Try adding a bit of romance and excitment in your lives for a start. Learn some marriage building techniques, and most of all, put some enery into your marriage and it will make a difference.

Good luck


----------



## Atholk (Jul 25, 2009)

What's happened is that you have started to model behaviors that reduce a woman's sexual attraction to you. You may very well want to change, but you don't know where to begin or have a model to work towards to make a proper change happen.

I suggest that you start reading my blog Married Man Sex Life and just begin with the top ten posts in the sidebar. 

Then call her over and ask her if what I write about on my blog is what she wants in a husband. If so... well then you have your MAP to get started on doing something.

If she's into what I'm writing about, then maybe that will swing her mood and give her some hope that this time change will really happen. Plus it will mean she will know what you're trying to do and will be more supportive and forgiving for little slip ups along the way.

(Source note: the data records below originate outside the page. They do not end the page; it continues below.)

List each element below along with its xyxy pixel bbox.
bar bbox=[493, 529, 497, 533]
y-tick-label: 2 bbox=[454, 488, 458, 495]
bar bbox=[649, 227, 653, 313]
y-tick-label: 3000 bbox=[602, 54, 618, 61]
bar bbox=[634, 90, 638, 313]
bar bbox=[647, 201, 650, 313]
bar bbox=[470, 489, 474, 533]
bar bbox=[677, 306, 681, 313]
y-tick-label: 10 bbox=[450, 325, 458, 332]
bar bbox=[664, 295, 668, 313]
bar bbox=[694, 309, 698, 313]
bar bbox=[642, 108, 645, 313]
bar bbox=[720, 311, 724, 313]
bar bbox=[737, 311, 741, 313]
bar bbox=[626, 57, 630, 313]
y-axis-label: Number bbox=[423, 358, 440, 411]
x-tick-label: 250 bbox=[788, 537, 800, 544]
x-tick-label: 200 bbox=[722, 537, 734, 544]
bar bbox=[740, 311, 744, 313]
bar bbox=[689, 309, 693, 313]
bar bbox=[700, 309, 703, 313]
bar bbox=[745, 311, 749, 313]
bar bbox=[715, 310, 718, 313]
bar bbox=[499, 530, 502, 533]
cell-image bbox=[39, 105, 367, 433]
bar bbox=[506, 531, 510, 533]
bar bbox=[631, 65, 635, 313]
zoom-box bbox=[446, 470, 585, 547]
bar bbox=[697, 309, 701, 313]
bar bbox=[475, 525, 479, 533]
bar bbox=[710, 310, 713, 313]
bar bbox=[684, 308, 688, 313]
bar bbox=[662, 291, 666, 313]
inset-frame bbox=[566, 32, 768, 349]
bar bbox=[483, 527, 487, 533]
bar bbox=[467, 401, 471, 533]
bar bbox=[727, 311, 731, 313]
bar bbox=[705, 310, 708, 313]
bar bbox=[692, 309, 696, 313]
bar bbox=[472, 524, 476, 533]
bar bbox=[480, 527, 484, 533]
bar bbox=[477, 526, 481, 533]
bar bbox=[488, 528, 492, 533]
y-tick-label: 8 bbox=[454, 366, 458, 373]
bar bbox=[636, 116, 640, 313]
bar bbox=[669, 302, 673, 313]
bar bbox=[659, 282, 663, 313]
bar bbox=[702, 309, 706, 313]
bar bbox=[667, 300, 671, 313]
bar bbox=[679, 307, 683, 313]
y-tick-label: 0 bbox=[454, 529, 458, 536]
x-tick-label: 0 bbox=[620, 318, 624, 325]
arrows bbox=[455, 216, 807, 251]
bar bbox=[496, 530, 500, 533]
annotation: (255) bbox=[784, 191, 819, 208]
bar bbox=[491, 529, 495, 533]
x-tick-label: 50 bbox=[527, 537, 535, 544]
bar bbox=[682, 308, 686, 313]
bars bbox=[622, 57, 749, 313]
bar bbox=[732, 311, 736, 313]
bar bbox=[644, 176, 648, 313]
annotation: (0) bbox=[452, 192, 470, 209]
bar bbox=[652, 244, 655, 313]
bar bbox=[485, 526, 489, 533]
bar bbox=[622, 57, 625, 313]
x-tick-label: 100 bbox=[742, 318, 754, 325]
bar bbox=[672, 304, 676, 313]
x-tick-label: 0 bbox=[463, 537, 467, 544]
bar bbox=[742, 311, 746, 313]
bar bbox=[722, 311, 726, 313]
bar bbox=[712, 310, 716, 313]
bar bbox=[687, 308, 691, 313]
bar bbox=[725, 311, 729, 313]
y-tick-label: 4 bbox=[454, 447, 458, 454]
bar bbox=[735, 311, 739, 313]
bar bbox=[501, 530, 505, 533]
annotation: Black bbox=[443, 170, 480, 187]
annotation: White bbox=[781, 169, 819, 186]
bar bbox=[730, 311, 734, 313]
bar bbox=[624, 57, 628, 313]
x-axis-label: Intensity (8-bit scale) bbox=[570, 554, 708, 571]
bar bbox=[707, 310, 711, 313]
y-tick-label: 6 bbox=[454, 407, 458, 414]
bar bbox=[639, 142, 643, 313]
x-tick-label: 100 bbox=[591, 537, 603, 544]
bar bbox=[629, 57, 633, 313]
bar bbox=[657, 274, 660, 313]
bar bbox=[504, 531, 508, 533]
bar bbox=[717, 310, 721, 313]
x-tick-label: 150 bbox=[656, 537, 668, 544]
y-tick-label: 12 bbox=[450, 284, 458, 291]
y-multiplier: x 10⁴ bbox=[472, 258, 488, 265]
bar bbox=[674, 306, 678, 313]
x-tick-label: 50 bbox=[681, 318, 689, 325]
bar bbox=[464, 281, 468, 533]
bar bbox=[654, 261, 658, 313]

Seriously, go read me, I know you'll like it.


----------



## aydan21 (Feb 2, 2011)

Everyone has problems, and after a couple years of being married it is fairly common for that spark to go away. What you are missing is just that excitement of it being new, but that will be replaced with respect and love, and the feeling of knowing someone is always there by your side.

Marriage takes work, it sometimes has rough patches, and this just might be one of them, but it will take both of you working together to fix it. Try to pinpoint was is wrong, spend more time together, go on dates, ect...


----------



## Atholk (Jul 25, 2009)

aydan21 said:


> Everyone has problems, and after a couple years of being married it is fairly common for that spark to go away. What you are missing is just that excitement of it being new, but that will be replaced with respect and love, and the feeling of knowing someone is always there by your side.


Actually he said she was going to leave him in a few months if he didn't get his act together asap.


----------